アッテンボローの僚友たち
同盟軍第13艦隊(ヤン艦隊)は個性派ぞろい。
朱が朱を呼びなんとも素敵なお祭り集団になっている。(一部例外あり)
ここでは、その素敵な面々とアッテンボローとの関係を勝手に考察してみる。
2.ユリアン・ミンツ
ユリアンとアッテンボローとの関係も、けっこう長い。ユリアンがヤン家の一員となったときにはヤンとアッテンボローはすでに旧知の間柄だったのだから、ユリアンと出会ったのも、当然早かっただろう。
だから、アッテンボローはキャゼルヌと共に、誰よりもよく、ユリアンのヤンに対する気持ちを理解していたと思う。
そして、ユリアンの能力を高く評価していたのも、確かだ。
ヤン亡き後、フレデリカを政治的指導者に、ユリアンを軍事的指導者に、という体制をつくることを幹部に最初に提案したのはアッテンボローではなかったか、と私は思っている。
その理由として、彼はまず、革命家だからだ。
ヤンの死に対するショックは、それこそ人一倍だっただろうし、同時に将来への不安も強く感じたに違いない。

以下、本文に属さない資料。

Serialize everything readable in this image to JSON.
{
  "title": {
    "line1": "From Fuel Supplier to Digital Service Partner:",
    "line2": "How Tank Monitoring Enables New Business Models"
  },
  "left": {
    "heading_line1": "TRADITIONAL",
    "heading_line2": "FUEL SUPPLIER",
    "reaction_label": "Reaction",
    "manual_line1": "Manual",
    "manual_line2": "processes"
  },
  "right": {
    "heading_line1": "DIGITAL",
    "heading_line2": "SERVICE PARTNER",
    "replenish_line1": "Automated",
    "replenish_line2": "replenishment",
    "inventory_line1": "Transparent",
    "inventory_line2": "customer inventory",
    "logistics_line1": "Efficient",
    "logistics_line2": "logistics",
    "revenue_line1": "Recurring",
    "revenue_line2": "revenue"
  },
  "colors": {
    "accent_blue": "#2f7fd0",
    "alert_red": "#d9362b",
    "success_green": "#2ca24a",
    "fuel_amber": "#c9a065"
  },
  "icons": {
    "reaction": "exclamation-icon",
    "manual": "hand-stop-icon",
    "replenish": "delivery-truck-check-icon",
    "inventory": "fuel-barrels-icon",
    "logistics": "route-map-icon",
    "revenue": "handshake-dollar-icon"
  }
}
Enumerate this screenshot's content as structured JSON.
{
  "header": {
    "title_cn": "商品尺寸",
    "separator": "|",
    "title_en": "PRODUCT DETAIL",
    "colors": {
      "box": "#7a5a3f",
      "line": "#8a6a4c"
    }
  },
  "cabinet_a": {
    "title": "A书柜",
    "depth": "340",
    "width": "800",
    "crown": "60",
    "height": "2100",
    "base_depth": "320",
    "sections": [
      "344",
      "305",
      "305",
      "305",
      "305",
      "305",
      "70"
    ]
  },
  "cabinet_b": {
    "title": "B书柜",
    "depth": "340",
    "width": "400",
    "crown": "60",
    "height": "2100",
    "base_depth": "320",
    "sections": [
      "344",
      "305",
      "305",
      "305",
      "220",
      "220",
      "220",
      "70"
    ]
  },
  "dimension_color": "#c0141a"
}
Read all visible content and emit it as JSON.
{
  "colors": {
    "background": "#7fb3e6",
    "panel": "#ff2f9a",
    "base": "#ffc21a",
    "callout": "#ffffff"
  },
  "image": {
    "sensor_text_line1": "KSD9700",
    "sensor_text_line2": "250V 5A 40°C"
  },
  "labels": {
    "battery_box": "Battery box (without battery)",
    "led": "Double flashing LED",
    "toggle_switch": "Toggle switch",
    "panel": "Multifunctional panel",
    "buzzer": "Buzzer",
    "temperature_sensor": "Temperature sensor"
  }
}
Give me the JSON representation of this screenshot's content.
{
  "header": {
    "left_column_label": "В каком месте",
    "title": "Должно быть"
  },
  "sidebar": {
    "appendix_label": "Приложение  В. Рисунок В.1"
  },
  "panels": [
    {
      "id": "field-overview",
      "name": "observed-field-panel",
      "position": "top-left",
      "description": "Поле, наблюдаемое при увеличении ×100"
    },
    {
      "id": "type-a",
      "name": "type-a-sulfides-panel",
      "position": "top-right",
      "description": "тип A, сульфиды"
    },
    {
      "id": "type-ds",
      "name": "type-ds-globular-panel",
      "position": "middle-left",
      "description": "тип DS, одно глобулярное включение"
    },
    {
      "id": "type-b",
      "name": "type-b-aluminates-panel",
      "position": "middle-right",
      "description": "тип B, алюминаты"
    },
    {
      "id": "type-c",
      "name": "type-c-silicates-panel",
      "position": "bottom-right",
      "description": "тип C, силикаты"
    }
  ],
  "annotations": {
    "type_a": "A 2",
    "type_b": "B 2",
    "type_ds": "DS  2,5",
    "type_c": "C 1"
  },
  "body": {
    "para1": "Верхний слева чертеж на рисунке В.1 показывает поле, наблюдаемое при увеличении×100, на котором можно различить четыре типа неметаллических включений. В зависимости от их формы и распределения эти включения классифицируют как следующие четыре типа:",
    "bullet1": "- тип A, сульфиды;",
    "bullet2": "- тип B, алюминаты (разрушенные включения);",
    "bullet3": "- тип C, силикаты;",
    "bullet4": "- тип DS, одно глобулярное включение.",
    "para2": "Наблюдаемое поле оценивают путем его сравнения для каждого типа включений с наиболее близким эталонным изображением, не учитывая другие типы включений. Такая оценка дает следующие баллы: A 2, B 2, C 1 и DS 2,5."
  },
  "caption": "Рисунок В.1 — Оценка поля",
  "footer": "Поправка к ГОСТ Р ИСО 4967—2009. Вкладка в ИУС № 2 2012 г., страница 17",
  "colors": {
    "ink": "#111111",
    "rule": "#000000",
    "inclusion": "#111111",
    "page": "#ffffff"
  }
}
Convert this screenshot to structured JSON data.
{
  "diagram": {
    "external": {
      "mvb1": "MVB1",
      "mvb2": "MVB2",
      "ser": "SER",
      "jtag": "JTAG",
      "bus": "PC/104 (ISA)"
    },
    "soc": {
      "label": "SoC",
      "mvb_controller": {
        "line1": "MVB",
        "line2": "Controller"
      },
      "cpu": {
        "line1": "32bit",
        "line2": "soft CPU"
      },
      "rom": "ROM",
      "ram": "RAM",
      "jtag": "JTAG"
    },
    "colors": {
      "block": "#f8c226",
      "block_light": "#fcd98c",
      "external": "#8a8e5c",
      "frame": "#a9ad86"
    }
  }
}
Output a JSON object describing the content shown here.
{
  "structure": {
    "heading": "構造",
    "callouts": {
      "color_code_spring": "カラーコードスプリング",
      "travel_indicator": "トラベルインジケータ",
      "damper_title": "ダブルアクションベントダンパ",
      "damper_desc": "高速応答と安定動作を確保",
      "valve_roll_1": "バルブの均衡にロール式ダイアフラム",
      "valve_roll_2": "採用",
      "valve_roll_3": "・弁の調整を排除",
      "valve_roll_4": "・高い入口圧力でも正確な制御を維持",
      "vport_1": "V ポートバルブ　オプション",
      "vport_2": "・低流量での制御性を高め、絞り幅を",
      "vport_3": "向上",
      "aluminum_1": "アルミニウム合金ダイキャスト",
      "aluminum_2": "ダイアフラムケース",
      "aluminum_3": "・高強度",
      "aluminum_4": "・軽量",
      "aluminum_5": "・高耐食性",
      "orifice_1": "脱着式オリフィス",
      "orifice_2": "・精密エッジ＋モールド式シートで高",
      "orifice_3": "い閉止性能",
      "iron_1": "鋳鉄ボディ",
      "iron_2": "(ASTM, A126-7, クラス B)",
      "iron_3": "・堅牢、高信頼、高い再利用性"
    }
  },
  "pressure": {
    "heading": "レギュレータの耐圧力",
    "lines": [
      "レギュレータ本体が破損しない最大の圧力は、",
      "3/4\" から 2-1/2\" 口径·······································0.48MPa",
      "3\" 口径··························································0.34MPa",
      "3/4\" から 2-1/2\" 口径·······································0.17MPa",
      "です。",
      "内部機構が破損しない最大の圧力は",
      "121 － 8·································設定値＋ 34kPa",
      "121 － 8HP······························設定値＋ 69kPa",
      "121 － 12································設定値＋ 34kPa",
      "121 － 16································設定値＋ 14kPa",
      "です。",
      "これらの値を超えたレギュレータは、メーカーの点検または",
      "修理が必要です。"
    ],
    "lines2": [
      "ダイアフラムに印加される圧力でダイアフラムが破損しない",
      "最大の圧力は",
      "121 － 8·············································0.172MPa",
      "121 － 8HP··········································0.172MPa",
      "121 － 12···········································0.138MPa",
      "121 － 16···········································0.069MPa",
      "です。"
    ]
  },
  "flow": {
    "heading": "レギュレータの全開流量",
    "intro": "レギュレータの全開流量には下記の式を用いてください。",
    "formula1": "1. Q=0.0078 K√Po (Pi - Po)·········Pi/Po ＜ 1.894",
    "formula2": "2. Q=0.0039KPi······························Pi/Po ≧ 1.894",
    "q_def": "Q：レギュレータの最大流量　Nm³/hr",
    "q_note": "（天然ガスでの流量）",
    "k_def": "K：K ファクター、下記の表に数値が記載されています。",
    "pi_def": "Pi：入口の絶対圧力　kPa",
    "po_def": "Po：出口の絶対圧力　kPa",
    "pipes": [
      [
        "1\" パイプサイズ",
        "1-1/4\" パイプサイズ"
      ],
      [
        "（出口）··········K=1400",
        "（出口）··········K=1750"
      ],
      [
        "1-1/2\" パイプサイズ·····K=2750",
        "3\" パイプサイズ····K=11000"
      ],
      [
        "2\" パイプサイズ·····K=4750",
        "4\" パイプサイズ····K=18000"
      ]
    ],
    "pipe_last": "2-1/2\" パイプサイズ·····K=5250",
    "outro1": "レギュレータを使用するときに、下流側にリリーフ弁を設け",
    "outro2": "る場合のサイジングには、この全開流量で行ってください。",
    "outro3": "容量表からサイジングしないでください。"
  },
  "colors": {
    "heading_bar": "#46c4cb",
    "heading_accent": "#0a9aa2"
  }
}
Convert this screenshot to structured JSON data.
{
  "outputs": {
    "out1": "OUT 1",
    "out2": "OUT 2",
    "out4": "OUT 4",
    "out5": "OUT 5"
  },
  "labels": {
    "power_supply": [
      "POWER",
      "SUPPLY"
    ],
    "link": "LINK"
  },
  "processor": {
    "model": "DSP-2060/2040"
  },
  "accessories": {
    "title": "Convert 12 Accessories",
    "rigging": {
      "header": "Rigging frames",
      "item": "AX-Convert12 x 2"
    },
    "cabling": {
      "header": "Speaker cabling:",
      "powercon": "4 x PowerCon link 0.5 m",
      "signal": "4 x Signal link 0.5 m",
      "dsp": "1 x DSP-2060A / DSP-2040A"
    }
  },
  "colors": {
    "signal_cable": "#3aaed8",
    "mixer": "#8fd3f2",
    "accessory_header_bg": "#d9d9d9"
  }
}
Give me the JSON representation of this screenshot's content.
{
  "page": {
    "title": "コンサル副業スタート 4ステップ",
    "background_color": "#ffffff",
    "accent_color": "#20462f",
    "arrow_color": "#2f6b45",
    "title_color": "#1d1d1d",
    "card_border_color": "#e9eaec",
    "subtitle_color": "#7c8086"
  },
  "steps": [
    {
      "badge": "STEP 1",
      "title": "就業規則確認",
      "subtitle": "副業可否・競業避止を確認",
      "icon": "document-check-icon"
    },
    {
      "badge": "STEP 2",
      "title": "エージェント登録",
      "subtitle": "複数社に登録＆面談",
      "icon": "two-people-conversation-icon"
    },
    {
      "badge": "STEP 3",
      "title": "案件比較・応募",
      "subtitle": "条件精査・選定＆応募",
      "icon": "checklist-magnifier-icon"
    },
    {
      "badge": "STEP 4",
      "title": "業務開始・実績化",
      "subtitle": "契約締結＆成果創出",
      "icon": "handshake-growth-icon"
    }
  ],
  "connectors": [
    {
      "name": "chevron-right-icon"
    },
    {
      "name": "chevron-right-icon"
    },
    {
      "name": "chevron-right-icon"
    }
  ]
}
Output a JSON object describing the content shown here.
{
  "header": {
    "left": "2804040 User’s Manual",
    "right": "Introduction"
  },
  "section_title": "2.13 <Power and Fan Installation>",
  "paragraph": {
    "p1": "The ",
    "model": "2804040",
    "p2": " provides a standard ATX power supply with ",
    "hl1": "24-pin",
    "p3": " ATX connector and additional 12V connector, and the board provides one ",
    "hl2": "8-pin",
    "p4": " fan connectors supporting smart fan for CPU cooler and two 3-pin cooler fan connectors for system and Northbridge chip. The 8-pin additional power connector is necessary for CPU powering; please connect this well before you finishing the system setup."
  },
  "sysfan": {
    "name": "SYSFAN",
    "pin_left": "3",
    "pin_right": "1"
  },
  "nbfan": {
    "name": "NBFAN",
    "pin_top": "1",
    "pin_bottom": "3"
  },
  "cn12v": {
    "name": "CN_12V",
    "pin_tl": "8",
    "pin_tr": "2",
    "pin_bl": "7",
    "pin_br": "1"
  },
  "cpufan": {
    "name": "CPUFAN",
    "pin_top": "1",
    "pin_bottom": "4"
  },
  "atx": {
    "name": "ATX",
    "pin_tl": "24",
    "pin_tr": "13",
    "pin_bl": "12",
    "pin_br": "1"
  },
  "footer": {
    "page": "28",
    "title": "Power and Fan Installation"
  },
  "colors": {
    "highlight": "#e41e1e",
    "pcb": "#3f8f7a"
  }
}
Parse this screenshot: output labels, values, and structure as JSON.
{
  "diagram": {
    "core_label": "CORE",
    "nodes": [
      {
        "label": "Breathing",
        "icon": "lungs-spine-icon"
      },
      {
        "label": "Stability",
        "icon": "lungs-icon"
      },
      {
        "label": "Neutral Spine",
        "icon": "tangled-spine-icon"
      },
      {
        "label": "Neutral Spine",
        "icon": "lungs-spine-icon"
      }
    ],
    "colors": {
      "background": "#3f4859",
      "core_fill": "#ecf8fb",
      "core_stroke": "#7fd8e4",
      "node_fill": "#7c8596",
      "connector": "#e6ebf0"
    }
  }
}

けれど、それ以上の思いで、ユリアンの気持ちを察していただろうし、ヤンの思想をつぶしたくなかったと思う。
そのためには、ユリアンが必要だ、と考えたのではないだろうか。
以下、本文より・・・
――――
「ヤン・ウェンリーなきヤン・ウェンリー軍は、単なる流亡の私兵集団になりさがった。いずれ内部分裂を生じ、自滅するであろう。流血をともなうか否か、遅いか早いか、単にそのちがいがあるだけである・・・・・・」
ヤンの死が公表された後に、そのような観測が流れることになったのは当然だった。ヤンの軍事指導者としての地位をユリアンが継承する旨、キャゼルヌが発表した後、動揺はむしろ増大したように見えた。反応を承知の上で、キャゼルヌは発表したのである。疑問、反発、さらに冷笑の声が噴きあがった。乱気流が、むかうべき方向を見出したわけであった。
「ユリアン・ミンツがヤン・ウェンリ−の養子だからといって、なぜ彼を軍事指導者としてあおがねばならぬのか。彼より階級も高く武勲も多い幹部たちが幾人もいるのに、なぜユリアンのような・・・・・・」
ダスティ・アッテンボローが、辛辣な一声で常識論の壁に穴をあけた。
「なぜユリアンのような亜麻色の髪の小僧に兵権をゆだねるかって?おれたちにとって必要なのは過去の日記ではなくて未来のカレンダーだからさ」
「ですが、彼はあまりにも若くて未熟ですし、第一、皇帝ラインハルトと同一視するわけにはいきませんぞ」
「それがどうした?」
――(徳間文庫「銀河英雄伝説・乱離篇」より)
そして、彼自身は「黒幕」として、ユリアンを支える道を選んだのである。
ユリアンも、そんなアッテンボローを強く信頼していたことは間違いないだろう。
帝国との共存が決まった後、民主共和制の行く末は、この二人の肩にかかっているといっても過言ではないだろう。
つづく・・・?
1.ヤン・ウェンリー
いうまでもなく、ヤン艦隊の大黒柱。「奇跡のヤン」「魔術師ヤン」などなど同盟軍随一の智将(唯一、と評した人もいたが・・・)、である。この人とアッテンボローとの関係は士官学校時代にまでさかのぼる。ヤンが寄宿舎の巡回当番をしていたとき、門限破りのアッテンボローが塀を乗り越えて進入しようとしているのを発見。それを苦笑して見逃してやったことから交友が始まった。
そんなことから、ヤンにとってアッテンボローは、付き合いの長さもあって、キャゼルヌと同様気の置けない友人だろう。
アッテンボローのほうはどうだろう。やはり、精神的波長の合う友人、であり、尊敬に値する先輩だと思う。ヤンが地球教徒の兇刃に倒れた後、強すぎるショックを受けながらも民主共和制の存続のためには(=ヤンの思想のためには)、と考え、幹部たちとともにフレデリカを政治的指導者、ユリアンを軍事的指導者とする体制を作り上げた。このときアッテンボローのはいた名言がある。
アッテンボロー曰く、「人間は主義だの思想だののためには戦わないんだよ!主義や思想を体現した人のために戦うんだ。革命のために戦うのではなくて、革命家のために戦うんだ。おれたちは、どのみち死せるヤン提督を奉じて戦うことになるが、その場合でも、この世に提督の代理をつとめる人間が必要だ。」
まさにこれがアッテンボローのヤンに対する評価だろう。「伊達と酔狂」が向かう方向、それが、ヤンなのだ。